= Durham Statement on Open Access to Legal Scholarship =

The Durham Statement on Open Access to Legal Scholarship is a public statement related to ensuring the open access of legal information and scholarship. It was written in 2008 by a group of library directors from law schools in the United States.

==Background and development==
In 2007, Richard Danner presented two different papers arguing that John Willinsky's open access principles were also applicable to legal scholarship and information. He also presented information on the work Duke University School of Law had done to improve electronic access to journals and faculty scholarship. In October 2008, Danner met with library directors from 11 other law schools at Duke's campus in Durham, North Carolina to discuss the topic. The resulting statement issued by the group called for all law schools to stop publishing their law journals in print format and to rely instead on open access electronic publication coupled with a commitment to keep the electronic versions available in stable, open, digital formats.

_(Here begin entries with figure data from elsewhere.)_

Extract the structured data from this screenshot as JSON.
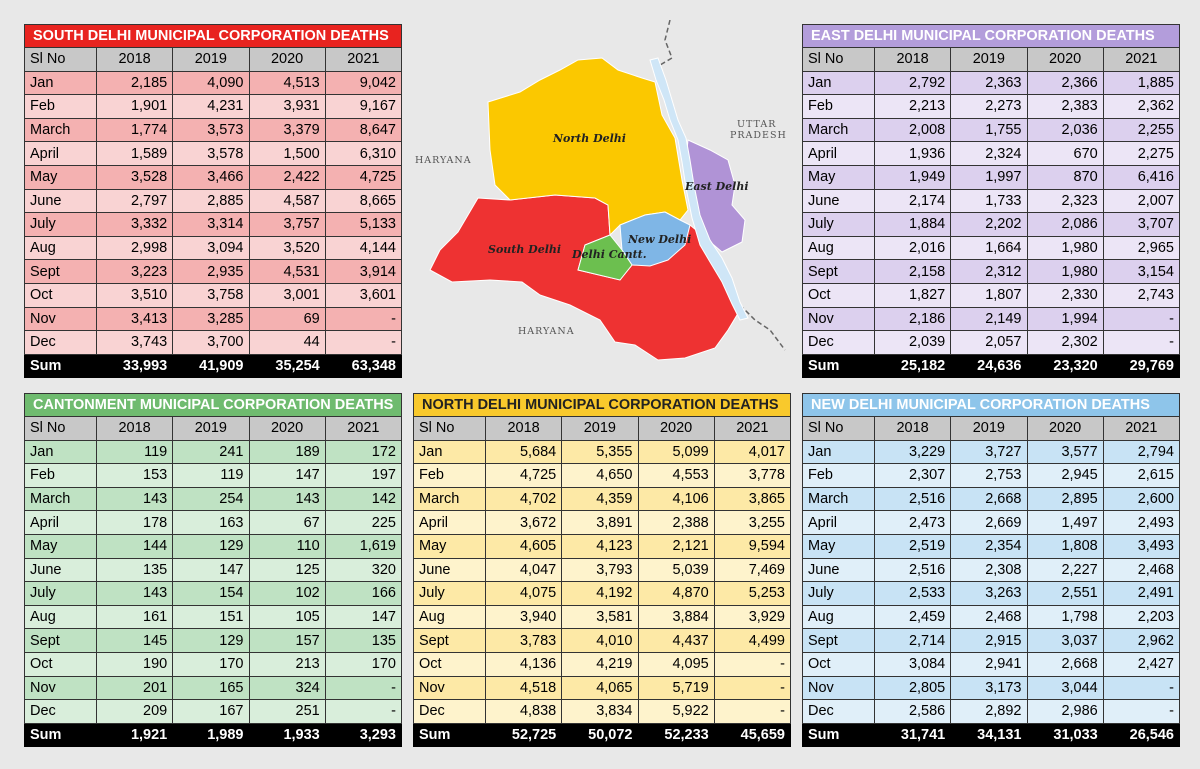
{
  "columns": [
    "Sl No",
    "2018",
    "2019",
    "2020",
    "2021"
  ],
  "tables": [
    {
      "id": "south",
      "title": "SOUTH DELHI MUNICIPAL CORPORATION DEATHS",
      "colors": {
        "title_bg": "#e8231f",
        "title_fg": "#ffffff",
        "row_a": "#f4b1b1",
        "row_b": "#f9d3d3"
      },
      "rows": [
        [
          "Jan",
          "2,185",
          "4,090",
          "4,513",
          "9,042"
        ],
        [
          "Feb",
          "1,901",
          "4,231",
          "3,931",
          "9,167"
        ],
        [
          "March",
          "1,774",
          "3,573",
          "3,379",
          "8,647"
        ],
        [
          "April",
          "1,589",
          "3,578",
          "1,500",
          "6,310"
        ],
        [
          "May",
          "3,528",
          "3,466",
          "2,422",
          "4,725"
        ],
        [
          "June",
          "2,797",
          "2,885",
          "4,587",
          "8,665"
        ],
        [
          "July",
          "3,332",
          "3,314",
          "3,757",
          "5,133"
        ],
        [
          "Aug",
          "2,998",
          "3,094",
          "3,520",
          "4,144"
        ],
        [
          "Sept",
          "3,223",
          "2,935",
          "4,531",
          "3,914"
        ],
        [
          "Oct",
          "3,510",
          "3,758",
          "3,001",
          "3,601"
        ],
        [
          "Nov",
          "3,413",
          "3,285",
          "69",
          "-"
        ],
        [
          "Dec",
          "3,743",
          "3,700",
          "44",
          "-"
        ]
      ],
      "sum": [
        "Sum",
        "33,993",
        "41,909",
        "35,254",
        "63,348"
      ]
    },
    {
      "id": "east",
      "title": "EAST DELHI MUNICIPAL CORPORATION DEATHS",
      "colors": {
        "title_bg": "#b39ddb",
        "title_fg": "#ffffff",
        "row_a": "#dcd0ee",
        "row_b": "#ece5f6"
      },
      "rows": [
        [
          "Jan",
          "2,792",
          "2,363",
          "2,366",
          "1,885"
        ],
        [
          "Feb",
          "2,213",
          "2,273",
          "2,383",
          "2,362"
        ],
        [
          "March",
          "2,008",
          "1,755",
          "2,036",
          "2,255"
        ],
        [
          "April",
          "1,936",
          "2,324",
          "670",
          "2,275"
        ],
        [
          "May",
          "1,949",
          "1,997",
          "870",
          "6,416"
        ],
        [
          "June",
          "2,174",
          "1,733",
          "2,323",
          "2,007"
        ],
        [
          "July",
          "1,884",
          "2,202",
          "2,086",
          "3,707"
        ],
        [
          "Aug",
          "2,016",
          "1,664",
          "1,980",
          "2,965"
        ],
        [
          "Sept",
          "2,158",
          "2,312",
          "1,980",
          "3,154"
        ],
        [
          "Oct",
          "1,827",
          "1,807",
          "2,330",
          "2,743"
        ],
        [
          "Nov",
          "2,186",
          "2,149",
          "1,994",
          "-"
        ],
        [
          "Dec",
          "2,039",
          "2,057",
          "2,302",
          "-"
        ]
      ],
      "sum": [
        "Sum",
        "25,182",
        "24,636",
        "23,320",
        "29,769"
      ]
    },
    {
      "id": "cant",
      "title": "CANTONMENT MUNICIPAL CORPORATION DEATHS",
      "colors": {
        "title_bg": "#6fbb6f",
        "title_fg": "#ffffff",
        "row_a": "#bfe2c3",
        "row_b": "#d9eedb"
      },
      "rows": [
        [
          "Jan",
          "119",
          "241",
          "189",
          "172"
        ],
        [
          "Feb",
          "153",
          "119",
          "147",
          "197"
        ],
        [
          "March",
          "143",
          "254",
          "143",
          "142"
        ],
        [
          "April",
          "178",
          "163",
          "67",
          "225"
        ],
        [
          "May",
          "144",
          "129",
          "110",
          "1,619"
        ],
        [
          "June",
          "135",
          "147",
          "125",
          "320"
        ],
        [
          "July",
          "143",
          "154",
          "102",
          "166"
        ],
        [
          "Aug",
          "161",
          "151",
          "105",
          "147"
        ],
        [
          "Sept",
          "145",
          "129",
          "157",
          "135"
        ],
        [
          "Oct",
          "190",
          "170",
          "213",
          "170"
        ],
        [
          "Nov",
          "201",
          "165",
          "324",
          "-"
        ],
        [
          "Dec",
          "209",
          "167",
          "251",
          "-"
        ]
      ],
      "sum": [
        "Sum",
        "1,921",
        "1,989",
        "1,933",
        "3,293"
      ]
    },
    {
      "id": "north",
      "title": "NORTH DELHI MUNICIPAL CORPORATION DEATHS",
      "colors": {
        "title_bg": "#f9c92c",
        "title_fg": "#222222",
        "row_a": "#fde9a6",
        "row_b": "#fef3cc"
      },
      "rows": [
        [
          "Jan",
          "5,684",
          "5,355",
          "5,099",
          "4,017"
        ],
        [
          "Feb",
          "4,725",
          "4,650",
          "4,553",
          "3,778"
        ],
        [
          "March",
          "4,702",
          "4,359",
          "4,106",
          "3,865"
        ],
        [
          "April",
          "3,672",
          "3,891",
          "2,388",
          "3,255"
        ],
        [
          "May",
          "4,605",
          "4,123",
          "2,121",
          "9,594"
        ],
        [
          "June",
          "4,047",
          "3,793",
          "5,039",
          "7,469"
        ],
        [
          "July",
          "4,075",
          "4,192",
          "4,870",
          "5,253"
        ],
        [
          "Aug",
          "3,940",
          "3,581",
          "3,884",
          "3,929"
        ],
        [
          "Sept",
          "3,783",
          "4,010",
          "4,437",
          "4,499"
        ],
        [
          "Oct",
          "4,136",
          "4,219",
          "4,095",
          "-"
        ],
        [
          "Nov",
          "4,518",
          "4,065",
          "5,719",
          "-"
        ],
        [
          "Dec",
          "4,838",
          "3,834",
          "5,922",
          "-"
        ]
      ],
      "sum": [
        "Sum",
        "52,725",
        "50,072",
        "52,233",
        "45,659"
      ]
    },
    {
      "id": "newd",
      "title": "NEW DELHI MUNICIPAL CORPORATION DEATHS",
      "colors": {
        "title_bg": "#8ec5ea",
        "title_fg": "#ffffff",
        "row_a": "#c8e3f5",
        "row_b": "#e0eff9"
      },
      "rows": [
        [
          "Jan",
          "3,229",
          "3,727",
          "3,577",
          "2,794"
        ],
        [
          "Feb",
          "2,307",
          "2,753",
          "2,945",
          "2,615"
        ],
        [
          "March",
          "2,516",
          "2,668",
          "2,895",
          "2,600"
        ],
        [
          "April",
          "2,473",
          "2,669",
          "1,497",
          "2,493"
        ],
        [
          "May",
          "2,519",
          "2,354",
          "1,808",
          "3,493"
        ],
        [
          "June",
          "2,516",
          "2,308",
          "2,227",
          "2,468"
        ],
        [
          "July",
          "2,533",
          "3,263",
          "2,551",
          "2,491"
        ],
        [
          "Aug",
          "2,459",
          "2,468",
          "1,798",
          "2,203"
        ],
        [
          "Sept",
          "2,714",
          "2,915",
          "3,037",
          "2,962"
        ],
        [
          "Oct",
          "3,084",
          "2,941",
          "2,668",
          "2,427"
        ],
        [
          "Nov",
          "2,805",
          "3,173",
          "3,044",
          "-"
        ],
        [
          "Dec",
          "2,586",
          "2,892",
          "2,986",
          "-"
        ]
      ],
      "sum": [
        "Sum",
        "31,741",
        "34,131",
        "31,033",
        "26,546"
      ]
    }
  ],
  "map": {
    "regions": [
      {
        "name": "North Delhi",
        "color": "#fbc800"
      },
      {
        "name": "South Delhi",
        "color": "#ee3232"
      },
      {
        "name": "East Delhi",
        "color": "#b093d6"
      },
      {
        "name": "New Delhi",
        "color": "#7fb6e6"
      },
      {
        "name": "Delhi Cantt.",
        "color": "#6cbf4f"
      }
    ],
    "labels": {
      "haryana_west": "HARYANA",
      "haryana_south": "HARYANA",
      "uttar_line1": "UTTAR",
      "uttar_line2": "PRADESH"
    },
    "river_color": "#cfe6f7"
  },
  "chart_data": [
    {
      "type": "table",
      "title": "SOUTH DELHI MUNICIPAL CORPORATION DEATHS",
      "columns": [
        "Sl No",
        "2018",
        "2019",
        "2020",
        "2021"
      ],
      "categories": [
        "Jan",
        "Feb",
        "March",
        "April",
        "May",
        "June",
        "July",
        "Aug",
        "Sept",
        "Oct",
        "Nov",
        "Dec"
      ],
      "series": [
        {
          "name": "2018",
          "values": [
            2185,
            1901,
            1774,
            1589,
            3528,
            2797,
            3332,
            2998,
            3223,
            3510,
            3413,
            3743
          ]
        },
        {
          "name": "2019",
          "values": [
            4090,
            4231,
            3573,
            3578,
            3466,
            2885,
            3314,
            3094,
            2935,
            3758,
            3285,
            3700
          ]
        },
        {
          "name": "2020",
          "values": [
            4513,
            3931,
            3379,
            1500,
            2422,
            4587,
            3757,
            3520,
            4531,
            3001,
            69,
            44
          ]
        },
        {
          "name": "2021",
          "values": [
            9042,
            9167,
            8647,
            6310,
            4725,
            8665,
            5133,
            4144,
            3914,
            3601,
            null,
            null
          ]
        }
      ],
      "sum": [
        33993,
        41909,
        35254,
        63348
      ]
    },
    {
      "type": "table",
      "title": "EAST DELHI MUNICIPAL CORPORATION DEATHS",
      "columns": [
        "Sl No",
        "2018",
        "2019",
        "2020",
        "2021"
      ],
      "categories": [
        "Jan",
        "Feb",
        "March",
        "April",
        "May",
        "June",
        "July",
        "Aug",
        "Sept",
        "Oct",
        "Nov",
        "Dec"
      ],
      "series": [
        {
          "name": "2018",
          "values": [
            2792,
            2213,
            2008,
            1936,
            1949,
            2174,
            1884,
            2016,
            2158,
            1827,
            2186,
            2039
          ]
        },
        {
          "name": "2019",
          "values": [
            2363,
            2273,
            1755,
            2324,
            1997,
            1733,
            2202,
            1664,
            2312,
            1807,
            2149,
            2057
          ]
        },
        {
          "name": "2020",
          "values": [
            2366,
            2383,
            2036,
            670,
            870,
            2323,
            2086,
            1980,
            1980,
            2330,
            1994,
            2302
          ]
        },
        {
          "name": "2021",
          "values": [
            1885,
            2362,
            2255,
            2275,
            6416,
            2007,
            3707,
            2965,
            3154,
            2743,
            null,
            null
          ]
        }
      ],
      "sum": [
        25182,
        24636,
        23320,
        29769
      ]
    },
    {
      "type": "table",
      "title": "CANTONMENT MUNICIPAL CORPORATION DEATHS",
      "columns": [
        "Sl No",
        "2018",
        "2019",
        "2020",
        "2021"
      ],
      "categories": [
        "Jan",
        "Feb",
        "March",
        "April",
        "May",
        "June",
        "July",
        "Aug",
        "Sept",
        "Oct",
        "Nov",
        "Dec"
      ],
      "series": [
        {
          "name": "2018",
          "values": [
            119,
            153,
            143,
            178,
            144,
            135,
            143,
            161,
            145,
            190,
            201,
            209
          ]
        },
        {
          "name": "2019",
          "values": [
            241,
            119,
            254,
            163,
            129,
            147,
            154,
            151,
            129,
            170,
            165,
            167
          ]
        },
        {
          "name": "2020",
          "values": [
            189,
            147,
            143,
            67,
            110,
            125,
            102,
            105,
            157,
            213,
            324,
            251
          ]
        },
        {
          "name": "2021",
          "values": [
            172,
            197,
            142,
            225,
            1619,
            320,
            166,
            147,
            135,
            170,
            null,
            null
          ]
        }
      ],
      "sum": [
        1921,
        1989,
        1933,
        3293
      ]
    },
    {
      "type": "table",
      "title": "NORTH DELHI MUNICIPAL CORPORATION DEATHS",
      "columns": [
        "Sl No",
        "2018",
        "2019",
        "2020",
        "2021"
      ],
      "categories": [
        "Jan",
        "Feb",
        "March",
        "April",
        "May",
        "June",
        "July",
        "Aug",
        "Sept",
        "Oct",
        "Nov",
        "Dec"
      ],
      "series": [
        {
          "name": "2018",
          "values": [
            5684,
            4725,
            4702,
            3672,
            4605,
            4047,
            4075,
            3940,
            3783,
            4136,
            4518,
            4838
          ]
        },
        {
          "name": "2019",
          "values": [
            5355,
            4650,
            4359,
            3891,
            4123,
            3793,
            4192,
            3581,
            4010,
            4219,
            4065,
            3834
          ]
        },
        {
          "name": "2020",
          "values": [
            5099,
            4553,
            4106,
            2388,
            2121,
            5039,
            4870,
            3884,
            4437,
            4095,
            5719,
            5922
          ]
        },
        {
          "name": "2021",
          "values": [
            4017,
            3778,
            3865,
            3255,
            9594,
            7469,
            5253,
            3929,
            4499,
            null,
            null,
            null
          ]
        }
      ],
      "sum": [
        52725,
        50072,
        52233,
        45659
      ]
    },
    {
      "type": "table",
      "title": "NEW DELHI MUNICIPAL CORPORATION DEATHS",
      "columns": [
        "Sl No",
        "2018",
        "2019",
        "2020",
        "2021"
      ],
      "categories": [
        "Jan",
        "Feb",
        "March",
        "April",
        "May",
        "June",
        "July",
        "Aug",
        "Sept",
        "Oct",
        "Nov",
        "Dec"
      ],
      "series": [
        {
          "name": "2018",
          "values": [
            3229,
            2307,
            2516,
            2473,
            2519,
            2516,
            2533,
            2459,
            2714,
            3084,
            2805,
            2586
          ]
        },
        {
          "name": "2019",
          "values": [
            3727,
            2753,
            2668,
            2669,
            2354,
            2308,
            3263,
            2468,
            2915,
            2941,
            3173,
            2892
          ]
        },
        {
          "name": "2020",
          "values": [
            3577,
            2945,
            2895,
            1497,
            1808,
            2227,
            2551,
            1798,
            3037,
            2668,
            3044,
            2986
          ]
        },
        {
          "name": "2021",
          "values": [
            2794,
            2615,
            2600,
            2493,
            3493,
            2468,
            2491,
            2203,
            2962,
            2427,
            null,
            null
          ]
        }
      ],
      "sum": [
        31741,
        34131,
        31033,
        26546
      ]
    }
  ]
}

An important motivation underlying this call was not only improving access, but also that "very few law journals receive enough in subscription income and royalties to cover their costs of operation."

==Response and legacy==
In a discussion of the Durham Statement published two years after it was issued, Danner noted that "[the] call to end print publication of law reviews was more controversial than that regarding open access." Law librarians have raised questions about the ability to effectively digitally preserve materials and whether the "stable, open, digital formats" the statement suggests are more of an ideal than an attainable goal.